Sistine Chapel Key-Keeper Opens Up After Lockdown

Get a behind the scenes look with the “clavigero”—or key keeper—of the Vatican Museums.

Sistine Chapel Key-Keeper Opens Up After Lockdown

The 2,797 keys to the Vatican treasures are kept in wall safes overnight in a downstairs “bunker” at the Vatican Museums.

Photo by AP Photo/Andrew Medichini

The Sistine Chapel reopened to public view last week for the first time since its November coronavirus closure, but for Gianni Crea, the doors to Michelangelo’s magnificent frescoes were never really closed. Crea is the “clavigero” of the Vatican Museums, the chief key-keeper whose job begins each morning at 5 a.m., opening the doors and turning on the lights through 7 kilometers (4.5 miles) of one of the world’s greatest collections of art and antiquities.

The Associated Press followed Crea on his rounds the first day the museum reopened to the public, joining him before dawn in the downstairs “bunker” where the 2,797 keys to the Vatican treasures are kept in wall safes overnight.

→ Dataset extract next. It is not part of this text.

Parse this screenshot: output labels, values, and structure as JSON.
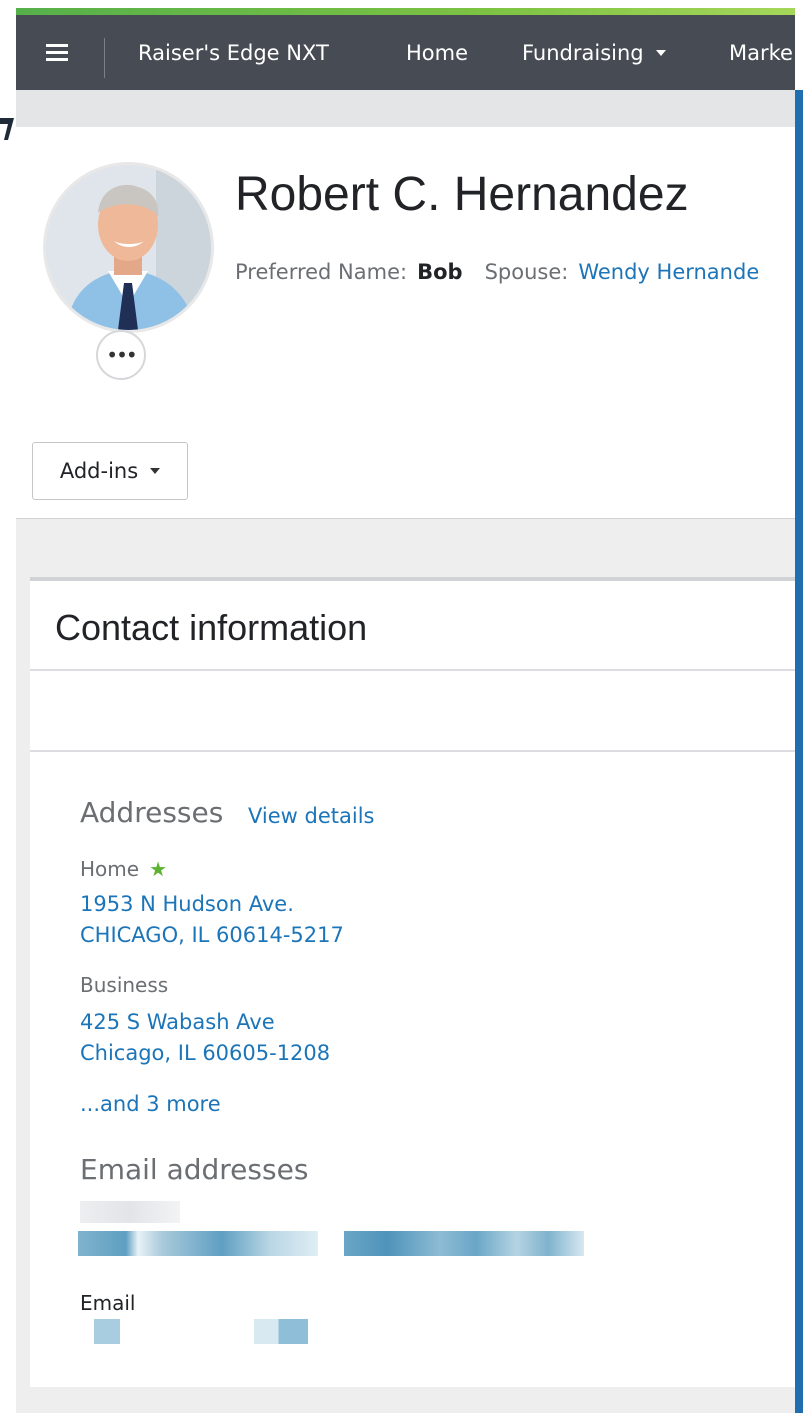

As the keys dangled and jangled from giant keyrings he wears around his wrist, Crea wound his way through the Gallery of Maps, past the famed marble “Laocoön and His Sons” statue and finally to the Sistine Chapel.

There, at a tiny wooden doorway, Crea drew out a white envelope from his suit pocket, ripped it open, and pulled out a small silvery-brass key.

Gianni Crea, the chief “clavigero” key-keeper of the Vatican Museum, opens the white envelope containing the small brass key that unlocks the Sistine Chapel.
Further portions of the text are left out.